Hi

On 3/29/23 12:41, Christian Schneider wrote:
And to give a specific example from PHP 8.3: As part of the Randomizer additions RFC 
(https://wiki.php.net/rfc/randomizer_additions), PHP 8.3 got its first "natively 
included" enum (\Random\IntervalBoundary). This enum works together with the new 
Randomizer::getFloat() method to specify if the given min and max value may be returned 
or not.

The Randomizer::getFloat() method internally includes switch statement that 
chooses the implementation based on the IntervalBoundary value given.

If a user would be able to extend the IntervalBoundary enum, the method would 
not be able to make sense of it.

The IntervalBoundary enum completely enumerates all four possible combinations 
for the two possible states for each of the two boundaries (2*2 = 4). By 
definition there is no other valid value.

I do understand the reason behind making Enums final and your example 
illustrates the point very well.

I still have a question I already asked in a different context: If there ever 
is the need to add a case to an Enum, was there any thought put into making 
this possible? Or is this categorically ruled out when using Enums?

Adding a case to an enum would certainly be considered a breaking change for folks that rely on having exhaustively handled all possible cases.

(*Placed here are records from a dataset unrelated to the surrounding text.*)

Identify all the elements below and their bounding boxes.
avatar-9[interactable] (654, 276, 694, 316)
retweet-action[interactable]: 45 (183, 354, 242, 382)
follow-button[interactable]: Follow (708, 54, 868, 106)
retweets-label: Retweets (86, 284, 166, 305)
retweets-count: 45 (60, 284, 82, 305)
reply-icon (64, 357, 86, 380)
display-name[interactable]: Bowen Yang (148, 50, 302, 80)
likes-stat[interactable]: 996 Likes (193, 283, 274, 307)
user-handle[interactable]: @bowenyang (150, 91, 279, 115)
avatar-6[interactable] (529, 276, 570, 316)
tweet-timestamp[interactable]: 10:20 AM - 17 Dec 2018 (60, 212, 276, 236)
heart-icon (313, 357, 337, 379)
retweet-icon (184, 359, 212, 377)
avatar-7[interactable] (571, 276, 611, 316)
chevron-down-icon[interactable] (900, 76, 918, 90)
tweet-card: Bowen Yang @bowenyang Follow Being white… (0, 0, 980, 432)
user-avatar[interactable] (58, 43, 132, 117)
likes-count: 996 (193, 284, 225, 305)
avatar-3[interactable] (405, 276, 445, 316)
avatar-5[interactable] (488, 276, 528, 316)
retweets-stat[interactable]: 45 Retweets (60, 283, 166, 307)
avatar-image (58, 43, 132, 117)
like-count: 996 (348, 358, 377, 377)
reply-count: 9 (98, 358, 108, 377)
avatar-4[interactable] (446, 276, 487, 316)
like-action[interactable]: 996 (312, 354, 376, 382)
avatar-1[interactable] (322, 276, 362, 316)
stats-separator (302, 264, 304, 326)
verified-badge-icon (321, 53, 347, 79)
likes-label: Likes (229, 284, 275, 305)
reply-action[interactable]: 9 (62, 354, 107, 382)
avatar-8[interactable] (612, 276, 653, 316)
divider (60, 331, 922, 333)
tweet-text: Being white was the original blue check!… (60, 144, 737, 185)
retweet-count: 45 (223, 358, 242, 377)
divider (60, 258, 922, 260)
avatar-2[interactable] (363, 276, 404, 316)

Let’s look at a very, very hypothetical example: Imagine a Randomizer is much, 
much slower for certain boundaries and it is decided that some programs do not 
care about Closed/Open but instead care more about speed. So they would want to 
use something like IntervalBoundary::Fastest.

In this specific hypothetical example, the fastest case would be one of the existing 4 cases - an alias if you want to call it that.

Defining an alias is possible without breaking compatibility by leveraging class constants:

    <?php

    enum IntervalBoundary {
        case ClosedOpen;
        case ClosedClosed;
        case OpenClosed;
        case OpenOpen;

        public const Fastest = self::ClosedOpen;
    }

    var_dump(IntervalBoundary::ClosedOpen === IntervalBoundary::Fastest);

    function foo(IntervalBoundary $b) {
        var_dump($b);
    }

    foo(IntervalBoundary::Fastest);

-> https://3v4l.org/tT0Ho

Alternatively a method "public static function getFastest(): self" would be possible.

As far as I understand such an addition would *never* be possible, right? This 
means people defining Enums have to be very very certain that no one will ever 
want another value, right?


I believe the short answer to the last question is "Yes".